В ландшафте движется не только человек, но и его взгляд, мысль. Флоренция К. Петрова-Водкина оказалась «исхоженная и издуманная». В отличие от него, А. Блок писал об Италии: «Причина нашей изнервленности и усталости почти до болезни происходит от той поспешности и жадности, с которой мы двигаемся. Чего мы только не видели: чуть не все итальянские горы, два моря, десятки музеев, сотни церквей». Состояние поэта отражено в письме из Флоренции – это даже по итальянским меркам чрезвычайно насыщенный произведениями искусства город, неслучайно в психиатрии есть термин «синдром Флоренции», означающий нервный срыв от чрезмерного общения с произведениями искусства. «Воспринять (Флоренцию)… как нечто, сотворенное вместе с рекой и окрестными холмами, – единственный способ спасения от ее „синдрома“» (П. Вайль), т. е. нужно вписать все переполняющие ее художественные сокровища в макроландшафт природы, который способен вместить любое множество артефактов. Возможность сделать это визуально предоставляют холмы Флоренции, с которых на свой город смотрел Данте.

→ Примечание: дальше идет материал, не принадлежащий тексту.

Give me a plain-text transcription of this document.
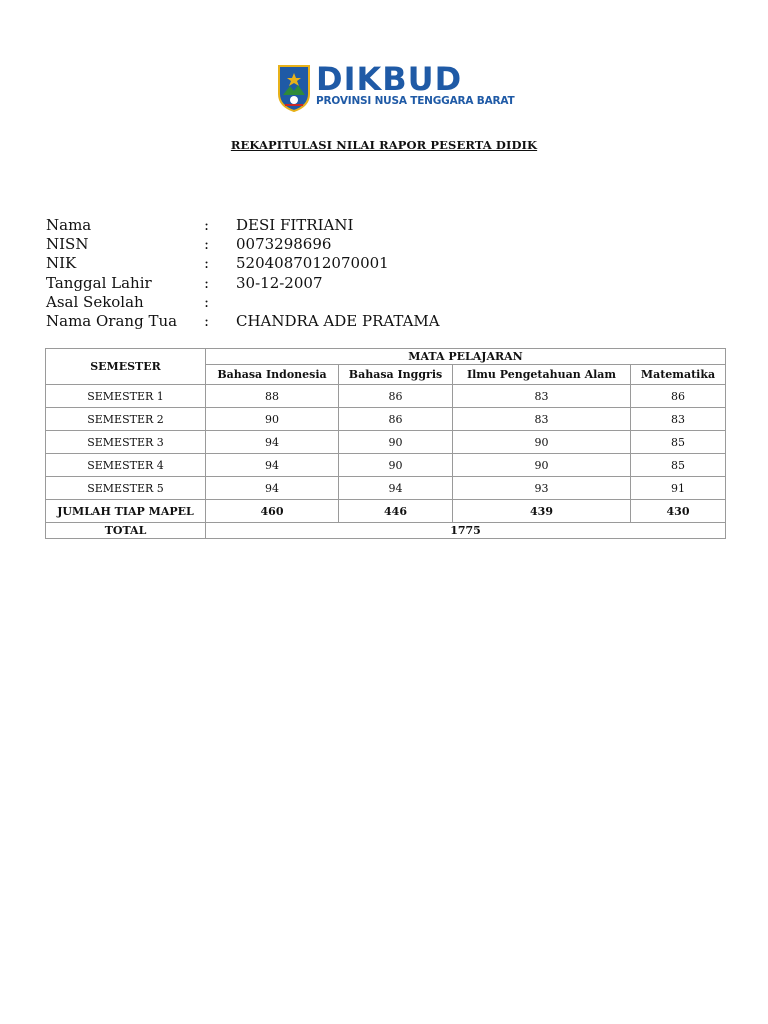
DIKBUD
PROVINSI NUSA TENGGARA BARAT
REKAPITULASI NILAI RAPOR PESERTA DIDIK
Nama	: DESI FITRIANI
NISN	: 0073298696
NIK	: 5204087012070001
Tanggal Lahir	: 30-12-2007
Asal Sekolah	:
Nama Orang Tua : CHANDRA ADE PRATAMA
SEMESTER	MATA PELAJARAN			
	Bahasa Indonesia	Bahasa Inggris	Ilmu Pengetahuan Alam	Matematika
SEMESTER 1	88	86	83	86
SEMESTER 2	90	86	83	83
SEMESTER 3	94	90	90	85
SEMESTER 4	94	90	90	85
SEMESTER 5	94	94	93	91
JUMLAH TIAP MAPEL	460	446	439	430
TOTAL	1775			
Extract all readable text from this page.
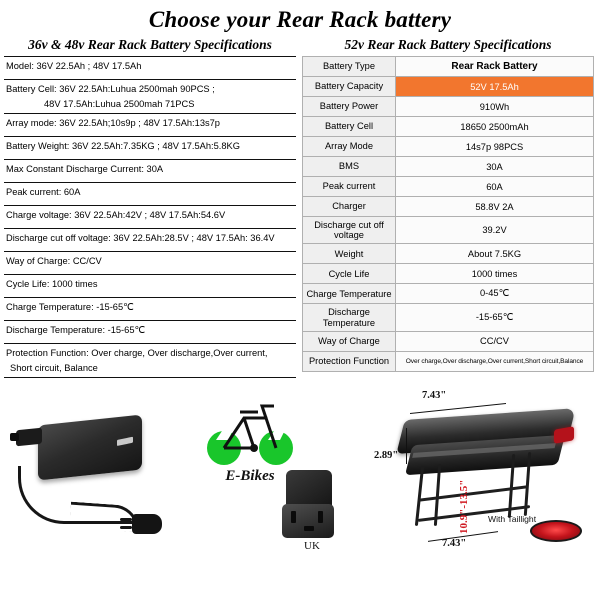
Choose your Rear Rack battery
36v & 48v Rear Rack Battery Specifications
Model: 36V 22.5Ah ; 48V 17.5Ah
Battery Cell: 36V 22.5Ah:Luhua 2500mah 90PCS ;
48V 17.5Ah:Luhua 2500mah 71PCS
Array mode: 36V 22.5Ah;10s9p ; 48V 17.5Ah:13s7p
Battery Weight: 36V 22.5Ah:7.35KG ; 48V 17.5Ah:5.8KG
Max Constant Discharge Current: 30A
Peak current: 60A
Charge voltage: 36V 22.5Ah:42V ; 48V 17.5Ah:54.6V
Discharge cut off voltage: 36V 22.5Ah:28.5V ; 48V 17.5Ah: 36.4V
Way of Charge: CC/CV
Cycle Life: 1000 times
Charge Temperature: -15-65℃
Discharge Temperature: -15-65℃
Protection Function: Over charge, Over discharge,Over current,
Short circuit, Balance
52v Rear Rack Battery Specifications
Battery Type	Rear Rack Battery
Battery Capacity	52V 17.5Ah
Battery Power	910Wh
Battery Cell	18650 2500mAh
Array Mode	14s7p 98PCS
BMS	30A
Peak current	60A
Charger	58.8V 2A
Discharge cut off voltage	39.2V
Weight	About 7.5KG
Cycle Life	1000 times
Charge Temperature	0-45℃
Discharge Temperature	-15-65℃
Way of Charge	CC/CV
Protection Function	Over charge,Over discharge,Over current,Short circuit,Balance
E-Bikes
UK
With Taillight
7.43"
2.89"
10.9"-13.5"
7.43"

Грань между культурным и природным, между физическим и ментальным ландшафтом порой трудно уловима. Природный ландшафт, трансформируясь, входит в художественное сознание и пространство. Блок в леонардовской Джоконде узрел итальянский пейзаж не только в фоне картины, он светился, по словам поэта, сквозь ее улыбку, «открываясь как многообразие целого мира. Недаром – за спиной Джоконды и воды, и горы, и ущелья – естественные преграды стремлений духа, и мост – естественное преодоление стихийных преград; борьба стихий с духом и духа со стихиями, разлившаяся на первом плане в одну змеистую, двойственную улыбку». Иначе, но по существу о том же синтезе природы и искусства думал Муратов, заметив: «Божественная комедия как-то слилась с Италией. Без нее неполно все, что узнает здесь путешественник, и без Италии ее терцины не перескажут самой заветной их прелести» [175]. Пастернак спустя десятилетия писал: «Я видел Венецию, кирпично-розовую и аквамариново-зеленую, как прозрачные камешки, выбрасываемые морем на берег, и посетил Флоренцию темную, тесную, стройную, – живое извлечение из дантовских терцин».